A spokesman for the company told smh.com.au it was in negotiations with potential partners across the world, including Australia, to bring the “Gold to go” self-service machines to their shopping centres, hotels and even airports.
Jon Breixler from Ex Oriente Lux AG said the vending machines would value the coins and bars according to the latest gold spot price, which would be updated every minute.
“‘Gold to go’ requires a minimum of space and no sales staff … we are able to offer at very competitive prices,” he said.
Isn’t the company fearful that such vending machines will be a magnet for ramraiders?
Mr Breixler says not.
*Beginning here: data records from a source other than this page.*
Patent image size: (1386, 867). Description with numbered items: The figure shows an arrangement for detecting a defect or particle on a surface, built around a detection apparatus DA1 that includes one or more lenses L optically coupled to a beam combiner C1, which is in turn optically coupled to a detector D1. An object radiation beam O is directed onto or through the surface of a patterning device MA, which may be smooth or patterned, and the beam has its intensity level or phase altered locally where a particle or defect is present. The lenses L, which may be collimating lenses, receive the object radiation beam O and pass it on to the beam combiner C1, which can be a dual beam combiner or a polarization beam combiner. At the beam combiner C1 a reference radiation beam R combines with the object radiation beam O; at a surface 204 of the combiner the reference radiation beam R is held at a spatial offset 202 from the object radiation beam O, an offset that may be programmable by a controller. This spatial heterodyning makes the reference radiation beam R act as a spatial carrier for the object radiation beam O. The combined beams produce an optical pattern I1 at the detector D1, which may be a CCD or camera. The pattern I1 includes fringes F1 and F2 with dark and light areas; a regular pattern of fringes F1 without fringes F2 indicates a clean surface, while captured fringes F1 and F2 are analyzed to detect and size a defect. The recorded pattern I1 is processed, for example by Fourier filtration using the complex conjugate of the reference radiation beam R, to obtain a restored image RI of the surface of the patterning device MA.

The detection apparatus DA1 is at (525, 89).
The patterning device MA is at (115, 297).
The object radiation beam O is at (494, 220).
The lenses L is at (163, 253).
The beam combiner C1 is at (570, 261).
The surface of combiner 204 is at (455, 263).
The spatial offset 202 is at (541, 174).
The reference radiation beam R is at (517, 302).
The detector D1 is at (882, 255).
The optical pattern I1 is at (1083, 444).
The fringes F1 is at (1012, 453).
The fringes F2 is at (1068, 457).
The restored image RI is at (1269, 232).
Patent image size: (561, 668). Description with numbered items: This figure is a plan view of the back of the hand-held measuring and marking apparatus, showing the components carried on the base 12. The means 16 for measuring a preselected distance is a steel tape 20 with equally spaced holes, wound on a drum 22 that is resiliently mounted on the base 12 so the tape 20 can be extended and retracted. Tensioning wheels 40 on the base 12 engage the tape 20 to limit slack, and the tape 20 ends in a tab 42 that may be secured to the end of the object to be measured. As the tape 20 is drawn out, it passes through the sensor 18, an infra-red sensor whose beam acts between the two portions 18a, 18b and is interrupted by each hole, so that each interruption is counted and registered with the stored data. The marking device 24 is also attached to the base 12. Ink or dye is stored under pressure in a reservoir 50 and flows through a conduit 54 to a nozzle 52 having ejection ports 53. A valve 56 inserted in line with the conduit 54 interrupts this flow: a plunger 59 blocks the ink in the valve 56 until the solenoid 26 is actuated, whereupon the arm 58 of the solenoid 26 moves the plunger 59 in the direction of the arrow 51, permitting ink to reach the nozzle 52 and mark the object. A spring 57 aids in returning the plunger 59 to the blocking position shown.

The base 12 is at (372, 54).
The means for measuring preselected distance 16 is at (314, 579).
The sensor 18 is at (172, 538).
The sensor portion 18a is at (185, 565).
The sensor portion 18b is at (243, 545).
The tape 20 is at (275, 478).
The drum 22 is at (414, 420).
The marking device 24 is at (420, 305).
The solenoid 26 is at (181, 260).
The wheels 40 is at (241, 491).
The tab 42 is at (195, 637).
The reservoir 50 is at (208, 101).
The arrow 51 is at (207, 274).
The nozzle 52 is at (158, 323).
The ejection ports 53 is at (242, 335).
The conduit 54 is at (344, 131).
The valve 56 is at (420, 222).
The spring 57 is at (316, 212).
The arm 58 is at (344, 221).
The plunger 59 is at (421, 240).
He said that, while he could not go into too much detail, the machines were built by a leading manufacturer of ATMs and had the “highest security standards”, including “several locking systems, both electronic and manual, tamper-proof cash boxes, as well as molybdenum steel casings”.
The gold, sourced from renowned producers and mints such as Heraeus, Umicore or UBS could be resold and came with a 10-day money-back guarantee, he added.
The World Gold Council has predicted the price of gold would continue to remain high this year, buoyed by demand from China and India, Agence France-Presse reported.
Australia’s biggest goldminer, Newcrest Mining, posted a record full-year profit last week, crediting increased gold sales, higher gold prices and the successful integration of mines it acquired last year.
OZ Minerals, owner of the Prominent Hill copper and goldmine in South Australia, also reported last week a record operating cash flow of $388.3 million in the June half, which it said was driven by the growth in prices of the two metals.
Perth Mint, one of the leading sellers of physical gold in Australia, said it experienced a spike in sales in July, compared with the same month last year, driven by increased demand in Europe amid the debt crisis.
Alexandra Lucchesi, a spokeswoman for the organisation, said Perth Mint sold 458,879 ounces of gold coins and bars from July 2010 to July 2011. She added that, between May and July this year, 50 per cent of Perth Mint’s gold coin and bar sales came from its North American market.
But some analysts said the rising price of gold could not be sustained and the precious metal’s value was a “classic symptom of a bubble”.
“Trees don’t grow till heaven. I think buyers need to be beware. We are in a ‘caveat emptor‘ market,” Jeffrey Rhodes, the head of precious metals at the Fortune 500 brokerage INTL FCStone, told reporters at a gold conference in India on Saturday, Reuters reported.
Caveat emptor translates to “let the buyer beware” in Latin.
“My problem is that people are buying gold and they don’t understand why they are buying gold and that’s a big problem and that is a classic symptom of a bubble,” he said.
Another analyst said gold was “inversely correlated with fear and nothing else”.
“When stocks are down, gold’s up,” Frank McGhee, the lead precious metals trader at Integrated Brokerage Services LLC, told AFP.